6. Redemptive-Historical Hermeneutics: Invented by the liberal theologian Johann Philipp in the 17th century and further developed by Geerhardus Vos. It makes NCT possible by supplying a prism that will always yield redemptive concepts from the text.
7. Christian Hedonism: Invented by John Piper in 1980. He believes that people are driven by their desires. Therefore, change the desires and you change the behavior. Piper believes that we can only change our desires by meditating on the glory of Christ as seen in the Bible. He also believes that biblical imperatives only serve to make us dependant on Christ and cherish Him more, because we are powerless to keep the Law. He cites Romans 6:17 to make this point, and believes Christians are still “enslaved” to sin.
8. The Imperative Command is Grounded in the Indicative Event: All biblical imperatives illustrate the work of Christ, not anything God expects us to do. As Paul Tripp states it: All biblical commands must be seen in their “gospel context.” If that’s not Antinomianism, what is?
10. Good Repentance: Repenting of good works, or anything we try to do in “our own efforts” as opposed to yielding to Christ and allowing Him to obey for us. Paul Tripp says this will result in “new and surprising fruit.” Tim Keller also suggests that repenting of good works is an essential part of a saving profession. As these people continue to pontificate such lunacy, nobody blinks and they are continually supplied with credibility by the who’s who of the Evangelical community, such as John MacArthur and RC Sproul.
11. The Apostle’s Hermeneutic: A supposed pattern of interpretation that’s patterned after RHH. However, despite numerous challenges from various writers, NCT proponents have never been able to articulate it.
13. New Calvinism: The expression of NCT and all of its tenets; Heart Theology, Gospel Sanctification, Christian Hedonism, and the Redemptive-Historical hermeneutic.
14. Word Pictures: If your pastor starts using this phraseology, it’s a red flag. The insinuation is that the Bible writers were writing a gospel narrative / novel / story rather than a document containing specific ideas / instruction to be drawn from the text by evaluating grammatical construction and historical context.
15. What does that look like? If your leaders start using this phraseology, again, it’s a red flag. It’s an attempt to eradicate the implication that Christians are supposed to participate in the verb world. Instead of: “what should we do?” It’s: “what does that look like when Jesus is doing it for us?”

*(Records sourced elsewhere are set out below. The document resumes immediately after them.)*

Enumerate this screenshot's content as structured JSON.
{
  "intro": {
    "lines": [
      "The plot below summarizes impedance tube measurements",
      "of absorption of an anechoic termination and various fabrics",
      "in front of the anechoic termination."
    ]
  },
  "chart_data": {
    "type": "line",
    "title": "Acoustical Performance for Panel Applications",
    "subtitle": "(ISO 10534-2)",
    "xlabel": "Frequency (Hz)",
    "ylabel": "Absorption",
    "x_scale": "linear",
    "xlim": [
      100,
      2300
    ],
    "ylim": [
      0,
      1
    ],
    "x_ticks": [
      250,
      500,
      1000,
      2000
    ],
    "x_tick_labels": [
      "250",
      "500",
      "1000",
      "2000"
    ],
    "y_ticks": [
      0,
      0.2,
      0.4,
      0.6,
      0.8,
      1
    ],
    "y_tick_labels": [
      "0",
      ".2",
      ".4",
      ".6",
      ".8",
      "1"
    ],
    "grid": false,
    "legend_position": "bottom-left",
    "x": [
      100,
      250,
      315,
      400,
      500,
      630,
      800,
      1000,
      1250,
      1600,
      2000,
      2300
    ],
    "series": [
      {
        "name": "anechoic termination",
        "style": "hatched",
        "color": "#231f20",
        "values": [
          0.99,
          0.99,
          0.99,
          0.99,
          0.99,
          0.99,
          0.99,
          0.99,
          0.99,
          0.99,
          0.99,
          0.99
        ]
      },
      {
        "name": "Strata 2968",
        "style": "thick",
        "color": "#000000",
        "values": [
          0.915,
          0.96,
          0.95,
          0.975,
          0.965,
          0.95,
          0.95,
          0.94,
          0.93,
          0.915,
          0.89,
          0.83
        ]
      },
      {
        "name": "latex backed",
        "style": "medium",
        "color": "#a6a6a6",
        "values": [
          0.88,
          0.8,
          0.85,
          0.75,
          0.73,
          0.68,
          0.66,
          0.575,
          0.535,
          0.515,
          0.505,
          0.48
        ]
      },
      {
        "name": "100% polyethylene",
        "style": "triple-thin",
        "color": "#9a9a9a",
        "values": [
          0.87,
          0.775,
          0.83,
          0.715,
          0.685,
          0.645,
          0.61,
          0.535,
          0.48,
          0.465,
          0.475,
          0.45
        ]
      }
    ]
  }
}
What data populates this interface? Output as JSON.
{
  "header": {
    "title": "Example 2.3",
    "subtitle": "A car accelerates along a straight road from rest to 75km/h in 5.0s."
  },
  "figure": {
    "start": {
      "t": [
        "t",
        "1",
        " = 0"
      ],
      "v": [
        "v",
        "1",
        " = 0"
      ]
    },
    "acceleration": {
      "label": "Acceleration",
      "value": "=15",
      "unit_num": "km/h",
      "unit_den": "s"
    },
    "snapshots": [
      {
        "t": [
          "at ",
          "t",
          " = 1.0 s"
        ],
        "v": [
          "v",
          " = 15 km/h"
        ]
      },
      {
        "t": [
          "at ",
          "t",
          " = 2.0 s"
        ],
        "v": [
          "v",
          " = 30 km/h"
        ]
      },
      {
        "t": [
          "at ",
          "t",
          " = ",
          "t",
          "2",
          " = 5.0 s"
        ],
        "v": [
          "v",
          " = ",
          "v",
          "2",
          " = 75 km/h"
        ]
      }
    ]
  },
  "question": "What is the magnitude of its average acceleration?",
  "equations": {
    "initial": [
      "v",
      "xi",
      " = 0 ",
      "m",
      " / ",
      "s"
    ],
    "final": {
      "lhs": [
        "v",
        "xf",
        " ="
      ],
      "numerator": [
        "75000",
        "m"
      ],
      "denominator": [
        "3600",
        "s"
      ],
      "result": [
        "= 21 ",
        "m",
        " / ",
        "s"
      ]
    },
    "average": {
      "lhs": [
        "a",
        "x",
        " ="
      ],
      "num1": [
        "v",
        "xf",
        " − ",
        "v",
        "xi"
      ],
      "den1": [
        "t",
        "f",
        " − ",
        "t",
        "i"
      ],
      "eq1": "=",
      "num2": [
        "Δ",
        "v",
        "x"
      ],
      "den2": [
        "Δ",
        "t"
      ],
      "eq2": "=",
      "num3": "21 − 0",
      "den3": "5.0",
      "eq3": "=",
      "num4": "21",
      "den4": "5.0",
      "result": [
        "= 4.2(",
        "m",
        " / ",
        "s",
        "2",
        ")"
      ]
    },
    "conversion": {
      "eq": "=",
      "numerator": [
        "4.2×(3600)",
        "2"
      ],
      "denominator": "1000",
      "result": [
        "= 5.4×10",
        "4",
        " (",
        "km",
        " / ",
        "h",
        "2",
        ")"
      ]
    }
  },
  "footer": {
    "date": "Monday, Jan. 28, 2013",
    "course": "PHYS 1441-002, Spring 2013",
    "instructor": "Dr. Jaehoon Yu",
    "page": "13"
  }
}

I don’t suppose this newfangled 15 would arouse any suspicions among God’s people, for I fear that we also “look like” another complaint leveled by JC Ryle:
“There is an Athenian love of novelty abroad, and a morbid distaste for anything old and regular, and in the beaten path of our forefathers. Thousands will crowd to hear a new voice and a new doctrine, without considering for a moment whether what they hear is true.”